Hassan Bello, executive secretary of the NSC, made this call in Lagos on Tuesday during a meeting with members of Manufacturers Association of Nigeria (MAN), the Nigerian Association of Chambers of Commerce, Industry, Mines, and Agriculture (NACCIMA), and Shippers Association of Lagos State (SALS).
Bello, who emphasised on the need to diversify the economy through export and automated port system, listed some of the incentives to include reducing the cost of doing business at ports by working with truckers to reduce the transportation cost by 30 percent during the period of lockdown.
According to him, the Council has also worked with shipping companies to suspend the collection of demurrage charges on cargoes discharged at port terminals between March 30 and May 5, 2020 to reduce the financial burden on businesses.
“We have also brokered a meeting between the terminal operators and Nigerian Railway Corporation (NRC) as well as barge operators.
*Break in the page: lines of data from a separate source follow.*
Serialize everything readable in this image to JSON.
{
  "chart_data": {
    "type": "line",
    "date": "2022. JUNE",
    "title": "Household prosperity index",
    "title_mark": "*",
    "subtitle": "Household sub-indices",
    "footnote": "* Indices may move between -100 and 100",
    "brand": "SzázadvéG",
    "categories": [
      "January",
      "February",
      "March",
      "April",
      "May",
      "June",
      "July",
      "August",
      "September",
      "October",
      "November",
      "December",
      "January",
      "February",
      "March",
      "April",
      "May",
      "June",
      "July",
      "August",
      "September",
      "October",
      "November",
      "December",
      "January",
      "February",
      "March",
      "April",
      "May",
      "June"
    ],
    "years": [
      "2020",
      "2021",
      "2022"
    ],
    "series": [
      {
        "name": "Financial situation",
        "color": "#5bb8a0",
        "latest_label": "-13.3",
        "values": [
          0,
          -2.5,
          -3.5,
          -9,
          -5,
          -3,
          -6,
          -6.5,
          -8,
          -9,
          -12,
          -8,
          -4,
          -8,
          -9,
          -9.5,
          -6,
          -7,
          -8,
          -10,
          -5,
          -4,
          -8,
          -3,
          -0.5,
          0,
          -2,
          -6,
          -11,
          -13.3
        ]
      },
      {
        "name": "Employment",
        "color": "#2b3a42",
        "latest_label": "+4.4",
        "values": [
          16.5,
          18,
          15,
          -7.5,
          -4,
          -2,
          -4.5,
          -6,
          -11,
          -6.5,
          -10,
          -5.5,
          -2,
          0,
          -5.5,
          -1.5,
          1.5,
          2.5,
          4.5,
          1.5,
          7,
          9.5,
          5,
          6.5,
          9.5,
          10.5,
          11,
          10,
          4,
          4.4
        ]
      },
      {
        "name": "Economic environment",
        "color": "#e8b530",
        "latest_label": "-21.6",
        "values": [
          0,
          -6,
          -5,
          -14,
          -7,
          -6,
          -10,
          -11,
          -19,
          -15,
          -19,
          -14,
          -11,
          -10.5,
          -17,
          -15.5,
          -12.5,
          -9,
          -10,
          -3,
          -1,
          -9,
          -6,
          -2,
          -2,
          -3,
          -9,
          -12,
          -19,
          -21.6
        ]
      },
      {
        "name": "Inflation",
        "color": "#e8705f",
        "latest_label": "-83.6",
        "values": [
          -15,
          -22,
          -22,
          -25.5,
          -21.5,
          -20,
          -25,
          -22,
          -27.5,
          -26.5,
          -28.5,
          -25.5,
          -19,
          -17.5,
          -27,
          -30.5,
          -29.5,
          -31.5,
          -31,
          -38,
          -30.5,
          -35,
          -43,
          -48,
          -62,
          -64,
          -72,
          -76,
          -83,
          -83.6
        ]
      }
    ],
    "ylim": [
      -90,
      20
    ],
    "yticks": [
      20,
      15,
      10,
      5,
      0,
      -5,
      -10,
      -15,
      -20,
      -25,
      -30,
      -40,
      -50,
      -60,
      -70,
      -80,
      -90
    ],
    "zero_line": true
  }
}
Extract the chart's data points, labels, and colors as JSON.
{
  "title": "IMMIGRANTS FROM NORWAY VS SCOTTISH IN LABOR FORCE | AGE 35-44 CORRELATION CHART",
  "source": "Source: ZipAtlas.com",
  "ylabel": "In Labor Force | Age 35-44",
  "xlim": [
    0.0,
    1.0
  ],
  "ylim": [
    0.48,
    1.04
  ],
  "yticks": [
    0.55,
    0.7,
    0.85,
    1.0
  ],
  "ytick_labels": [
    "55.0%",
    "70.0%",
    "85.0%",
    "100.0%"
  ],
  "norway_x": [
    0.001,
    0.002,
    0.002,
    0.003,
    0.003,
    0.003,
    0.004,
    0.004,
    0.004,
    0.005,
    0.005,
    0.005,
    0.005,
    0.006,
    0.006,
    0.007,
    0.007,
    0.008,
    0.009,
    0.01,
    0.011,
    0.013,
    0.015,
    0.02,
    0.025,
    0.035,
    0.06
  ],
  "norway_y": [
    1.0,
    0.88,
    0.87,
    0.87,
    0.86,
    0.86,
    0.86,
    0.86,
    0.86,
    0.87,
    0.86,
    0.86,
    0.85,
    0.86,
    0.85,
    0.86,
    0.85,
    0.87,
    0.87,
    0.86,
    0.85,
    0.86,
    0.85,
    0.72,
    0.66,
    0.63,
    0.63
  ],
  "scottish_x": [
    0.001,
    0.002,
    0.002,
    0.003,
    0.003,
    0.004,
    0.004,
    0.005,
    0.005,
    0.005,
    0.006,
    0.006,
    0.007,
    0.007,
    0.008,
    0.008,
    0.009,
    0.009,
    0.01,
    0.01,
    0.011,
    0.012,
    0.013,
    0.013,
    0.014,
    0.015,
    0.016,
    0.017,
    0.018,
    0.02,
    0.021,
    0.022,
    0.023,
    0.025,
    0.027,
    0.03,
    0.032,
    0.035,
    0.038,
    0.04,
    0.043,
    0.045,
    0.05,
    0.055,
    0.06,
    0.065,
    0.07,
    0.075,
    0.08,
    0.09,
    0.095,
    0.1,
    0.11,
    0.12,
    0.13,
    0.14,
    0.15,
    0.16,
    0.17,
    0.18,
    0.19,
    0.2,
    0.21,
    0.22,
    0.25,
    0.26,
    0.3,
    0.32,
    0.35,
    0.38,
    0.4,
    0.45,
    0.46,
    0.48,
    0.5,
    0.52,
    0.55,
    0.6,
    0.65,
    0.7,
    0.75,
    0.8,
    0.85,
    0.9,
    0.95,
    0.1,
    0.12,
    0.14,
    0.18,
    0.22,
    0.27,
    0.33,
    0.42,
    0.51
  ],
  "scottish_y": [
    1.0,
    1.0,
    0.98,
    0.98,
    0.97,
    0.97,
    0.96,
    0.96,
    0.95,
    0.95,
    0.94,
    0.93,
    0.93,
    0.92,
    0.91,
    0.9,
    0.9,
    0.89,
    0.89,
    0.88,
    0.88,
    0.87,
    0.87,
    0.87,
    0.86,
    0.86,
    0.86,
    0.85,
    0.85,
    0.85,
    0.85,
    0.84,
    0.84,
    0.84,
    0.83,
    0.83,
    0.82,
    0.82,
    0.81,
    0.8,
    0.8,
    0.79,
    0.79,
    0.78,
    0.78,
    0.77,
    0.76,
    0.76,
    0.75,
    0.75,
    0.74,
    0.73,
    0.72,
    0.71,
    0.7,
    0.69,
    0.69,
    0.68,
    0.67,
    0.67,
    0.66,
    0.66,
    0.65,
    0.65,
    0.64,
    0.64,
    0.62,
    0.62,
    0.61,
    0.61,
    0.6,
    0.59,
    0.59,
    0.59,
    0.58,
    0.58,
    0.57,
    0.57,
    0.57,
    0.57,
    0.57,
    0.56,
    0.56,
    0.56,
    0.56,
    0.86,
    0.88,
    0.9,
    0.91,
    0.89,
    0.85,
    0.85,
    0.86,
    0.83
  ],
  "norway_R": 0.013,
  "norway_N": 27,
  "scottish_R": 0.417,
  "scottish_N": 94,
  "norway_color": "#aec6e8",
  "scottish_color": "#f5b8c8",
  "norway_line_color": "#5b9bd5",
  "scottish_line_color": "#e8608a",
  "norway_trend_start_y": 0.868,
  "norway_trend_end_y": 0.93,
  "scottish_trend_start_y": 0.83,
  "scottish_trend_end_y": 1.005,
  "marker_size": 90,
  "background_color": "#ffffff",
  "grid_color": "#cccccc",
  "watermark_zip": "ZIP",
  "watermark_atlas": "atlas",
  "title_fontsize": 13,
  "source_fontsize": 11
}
We are presently developing a standard operating produce (SOP) that would ensure that goods are evacuated using multi-modal system of land, sea and railway. We have also worked with the Presidential Taskforce on COVID-19 to ensure free interstate movement of cargoes during the lockdown,” he noted.
He also assured the OPS members that the Council was working to get other government agencies to reduce their charges in order to bring the economy back post-COVID-19 period.
Bello noted that the Council has also eliminated movement barriers for port workers and freight forwarders by deploying about 10 buses in different locations to lift workers, adding that some banks were able to return to operations in Apapa to deal with cargo clearing and payment of duties.
Responding, Muda Yusuf, director general of LCCI, who commended the Council for the incentives, said that it was a big relief for the members.
According to him, Nigeria cannot look up to the oil sector for foreign exchange or revenue within the rest of this year judging by the slump in oil prices in the international market due to decline in demand.
He, however, stated that the country would likely rely on non-oil sector to salvage the economy post COVID-19, adding that the challenges of the private sector people is having to deal with the bottlenecks in the port processes and procedures.
“While OPS members needs to come together to support government initiatives in decongesting the port, we appeal to the Central Bank of Nigeria (CBN) to come up with mechanism that would ensure liquidity of foreign exchange supply in the market post-COVID-19 because we are already foreseeing a looming scarcity in supply when businesses eventually reopen,” Yusuf added.